Investors have flocked to defense titans since last Friday's Paris attacks, betting the expected strong response will mean an uptick in military hardware orders. But government services firms could be the primarily beneficiaries of any near-term moves made as the U.S. Defense Department ramps up its efforts to combat terrorism.

Defense stocks have actually been outperforming since September, with investors reacting favorably to comments by commercial jet manufacturers that new plane demand was holding up well despite low oil prices and a budget deal in Washington that should provide greater clarity into future Pentagon outlays. Companies including Raytheon  (RTN - Get Report) and Northrop Grumman  (NOC - Get Report) have continued the march in recent days as the ramifications of the latest acts of terror sink in.

Defense analysts say that while the Friday attacks galvanized the investing public over the threat of the Islamic State, the Pentagon is unlikely to radically overhaul its armament plans as a response. There could be some benefit for so-called platform companies, the contractors that make new jets, ships and tanks, if the attacks limit debate on defense appropriations, but is unlikely to dramatically move the needle in terms of major equipment spending.

In fact, among hardware companies Orbital ATK  (OA) , a maker of ammunition and weaponry, could see more of a windfall than tank-builders.

Areas that will likely see increases include homeland security, defense IT and troop support. Those are businesses that the large contractors in recent years have moved to divest, fearing lower margins and a slowdown in the amount of work. But smaller contractors including Leidos Holdings  (LDOS - Get Report) and Booz Allen Hamilton  (BAH - Get Report) could be the big winners.

Booz Allen is a major contractor to the National Security Agency Department of Homeland Security, according to Cowen & Co. analyst Cai von Rumohr, generating nearly 25% of sales from intelligence work. Leidos meanwhile is also a vendor to the NSA, makes container inspection equipment and has a support business that would benefit from any uptick in U.S. presence in the Middle East.

Other companies including ManTech International  (MANT - Get Report) , CACI International  (CACI) and Science Applications International  (SAIC - Get Report) also could see gains if the U.S. recommits to deployment in the region or at least expands its intelligence and espionage efforts.

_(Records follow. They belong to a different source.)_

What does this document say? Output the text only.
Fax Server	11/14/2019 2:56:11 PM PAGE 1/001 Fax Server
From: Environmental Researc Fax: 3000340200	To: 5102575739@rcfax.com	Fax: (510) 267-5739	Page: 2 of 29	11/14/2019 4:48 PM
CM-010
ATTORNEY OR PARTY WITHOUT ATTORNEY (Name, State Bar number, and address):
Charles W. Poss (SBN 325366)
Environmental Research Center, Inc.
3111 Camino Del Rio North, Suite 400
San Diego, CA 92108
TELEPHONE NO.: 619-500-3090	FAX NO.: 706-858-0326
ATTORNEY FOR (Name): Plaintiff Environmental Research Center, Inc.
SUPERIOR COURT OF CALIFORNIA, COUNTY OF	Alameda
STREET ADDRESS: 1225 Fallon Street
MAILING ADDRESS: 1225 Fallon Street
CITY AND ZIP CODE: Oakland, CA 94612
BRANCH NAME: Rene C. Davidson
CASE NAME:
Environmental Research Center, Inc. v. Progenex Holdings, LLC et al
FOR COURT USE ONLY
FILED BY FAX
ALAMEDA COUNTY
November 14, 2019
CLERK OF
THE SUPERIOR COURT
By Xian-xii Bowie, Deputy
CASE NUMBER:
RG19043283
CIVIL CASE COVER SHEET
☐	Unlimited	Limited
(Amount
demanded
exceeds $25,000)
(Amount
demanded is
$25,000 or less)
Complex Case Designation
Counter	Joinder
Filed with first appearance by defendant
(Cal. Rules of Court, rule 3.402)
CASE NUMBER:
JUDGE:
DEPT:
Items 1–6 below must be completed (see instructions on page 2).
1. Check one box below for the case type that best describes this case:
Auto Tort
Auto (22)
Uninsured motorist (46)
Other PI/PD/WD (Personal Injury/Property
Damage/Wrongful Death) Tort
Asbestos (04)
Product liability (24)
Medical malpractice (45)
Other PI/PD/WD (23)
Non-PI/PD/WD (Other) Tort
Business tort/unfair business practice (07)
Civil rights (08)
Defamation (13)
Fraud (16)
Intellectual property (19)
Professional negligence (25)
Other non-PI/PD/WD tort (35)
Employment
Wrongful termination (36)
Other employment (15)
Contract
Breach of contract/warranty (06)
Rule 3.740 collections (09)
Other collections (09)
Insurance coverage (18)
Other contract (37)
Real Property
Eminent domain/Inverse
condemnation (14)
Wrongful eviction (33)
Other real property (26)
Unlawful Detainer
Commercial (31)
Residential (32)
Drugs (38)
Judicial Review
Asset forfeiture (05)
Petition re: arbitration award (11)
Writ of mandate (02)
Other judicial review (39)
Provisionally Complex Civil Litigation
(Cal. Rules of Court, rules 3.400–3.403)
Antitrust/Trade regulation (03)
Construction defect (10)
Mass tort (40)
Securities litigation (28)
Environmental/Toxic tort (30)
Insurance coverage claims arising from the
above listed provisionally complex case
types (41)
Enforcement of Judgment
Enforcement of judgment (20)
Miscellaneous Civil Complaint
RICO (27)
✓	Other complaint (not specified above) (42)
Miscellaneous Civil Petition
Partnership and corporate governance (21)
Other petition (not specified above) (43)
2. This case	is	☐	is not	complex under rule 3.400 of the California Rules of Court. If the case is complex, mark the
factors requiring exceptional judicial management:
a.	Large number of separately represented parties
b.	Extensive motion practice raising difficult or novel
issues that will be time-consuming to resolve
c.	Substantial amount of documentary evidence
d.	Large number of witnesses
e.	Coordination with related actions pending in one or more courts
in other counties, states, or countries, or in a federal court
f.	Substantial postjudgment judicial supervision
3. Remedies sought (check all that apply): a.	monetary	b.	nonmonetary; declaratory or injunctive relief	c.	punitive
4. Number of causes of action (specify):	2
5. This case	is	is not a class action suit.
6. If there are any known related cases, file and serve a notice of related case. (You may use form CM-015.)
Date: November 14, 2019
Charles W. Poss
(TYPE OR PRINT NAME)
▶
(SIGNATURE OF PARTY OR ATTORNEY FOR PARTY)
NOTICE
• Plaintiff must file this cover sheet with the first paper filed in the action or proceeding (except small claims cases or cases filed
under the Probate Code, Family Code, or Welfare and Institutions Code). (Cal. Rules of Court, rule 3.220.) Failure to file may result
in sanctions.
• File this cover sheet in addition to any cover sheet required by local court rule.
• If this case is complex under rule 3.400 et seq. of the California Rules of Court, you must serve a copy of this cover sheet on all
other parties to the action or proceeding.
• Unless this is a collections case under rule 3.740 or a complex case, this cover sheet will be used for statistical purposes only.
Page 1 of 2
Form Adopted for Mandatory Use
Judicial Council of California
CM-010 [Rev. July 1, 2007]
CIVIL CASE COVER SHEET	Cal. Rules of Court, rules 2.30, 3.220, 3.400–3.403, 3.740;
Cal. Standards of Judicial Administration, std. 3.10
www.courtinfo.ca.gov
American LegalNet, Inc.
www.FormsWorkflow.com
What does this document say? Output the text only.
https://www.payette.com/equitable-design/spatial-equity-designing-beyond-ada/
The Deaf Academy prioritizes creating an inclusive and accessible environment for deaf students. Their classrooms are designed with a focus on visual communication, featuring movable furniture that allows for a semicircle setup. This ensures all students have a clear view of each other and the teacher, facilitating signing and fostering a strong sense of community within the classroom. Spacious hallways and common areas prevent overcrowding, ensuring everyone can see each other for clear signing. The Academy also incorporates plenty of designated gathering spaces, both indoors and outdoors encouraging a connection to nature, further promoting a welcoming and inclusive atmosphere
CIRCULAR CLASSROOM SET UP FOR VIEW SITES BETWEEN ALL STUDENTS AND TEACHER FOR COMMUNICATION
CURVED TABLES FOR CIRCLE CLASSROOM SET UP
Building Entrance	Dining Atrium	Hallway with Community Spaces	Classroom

Any increase in spending could also provide added fuel for what is already expected to be a strong M&A climate for government services firms. While revenue could trend higher margins are likely to still remain under pressure, meaning buyers will have ample resources to do deals while the primary rationale to sell remains unchanged.

There are a number of assets currently on the block, including government services units of Lockheed Martin  (LMT - Get Report) , Northrop Grumman, L-3 Communications  (LLL) and BAE Systems (BAESY) . Both rivals and private equity are believed to be looking at those assets, with a deal for the BAE business expected at any time.

With the spotlight expected to shine brightly on government services post-attack, other potential sellers could be pushed off the fence.

The bottom line for investors is that the events in Paris didn't so much create a new bull case for defense stocks; rather, it helps to eliminate the primary bear case. It was already getting harder for bears to argue that defense spending would not increase as planned. Post-Paris, stable to increasing Pentagon budgets seem even more certain to occur.